そして、アタシは自分が傷つきたくなくて、君に意地悪な言葉をかけた。
「スナックの女の子にも、アタシみたいにちょっかいかけてるのかと思ったんだけど?違うの?」
君が、アタシをスナックのホステスの女の子と同じように扱うから、アタシは君の本当の気持ちが知りたくて仕方なかった。
(アタシは君の中でどんな存在なの?)
期待していたアタシがいた。
「特別」になりたかった。
君の中の女の子になりたかった。
君ならアタシを「普通」の女の子にしてくれるんぢゃないか……アタシの中の淡い期待が大きく、大きく膨らんで、今にも爆発してしまいそうだった。
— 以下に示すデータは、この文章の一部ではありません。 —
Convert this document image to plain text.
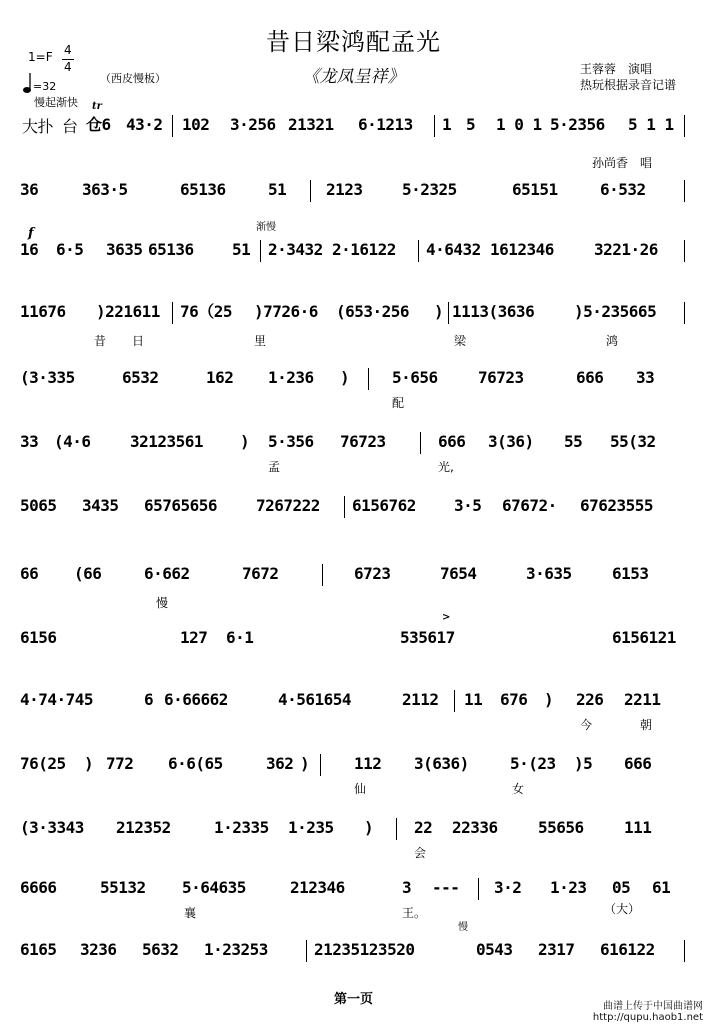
昔日梁鸿配孟光
《龙凤呈祥》
1=F 4
4
（西皮慢板）
=32
慢起渐快
王蓉蓉　演唱
热玩根据录音记谱
大扑 台 仓6 43·2 102 3·256 21321 6·1213 1 5 1 0 1 5·2356 5 1 1
tr
孙尚香　唱
36	363·5	65136	51 2123 5·2325	65151	6·532
16 6·5 3635 65136 51 2·3432 2·16122 4·6432 1612346	3221·26
f	渐慢
11676 )221611 76（25 )7726·6 (653·256 ) 1113(3636 )5·235665
昔 日	里	梁	鸿
(3·335	6532	162 1·236 )	5·656	76723	666 33
配
33 (4·6 32123561 ) 5·356 76723	666 3(36) 55 55(32
孟	光,
5065 3435 65765656 7267222 6156762 3·5 67672· 67623555
66 (66	6·662	7672	6723	7654	3·635	6153
慢
6156	127 6·1	535617	6156121
>
4·74·745	6 6·66662	4·561654	2112 11 676 ) 226 2211
今	朝
76(25 ) 772 6·6(65	362 )	112 3(636)	5·(23 )5 666
仙	女
(3·3343 212352	1·2335 1·235 )	22 22336	55656	111
会
6666	55132 5·64635	212346	3 --- 3·2 1·23 05 61
襄	王。	（大）
慢
6165 3236 5632 1·23253	21235123520	0543 2317 616122
第一页	曲谱上传于中国曲谱网
http://qupu.haob1.net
「スナックの女の子に手を出したら、飲みに行きにくくなるから、デートに誘ったりはしないよ」
「スナックでは、飲みたいだけなの?」
「そうだね」

君が、誰にでも軽い気持ちで、誘いをかけて遊んでいる男なら、よかったのかもしれない。
それなら、今夜、君とセックスしても、アレは遊びだったんだと、アタシも割り切れたのかもしれない。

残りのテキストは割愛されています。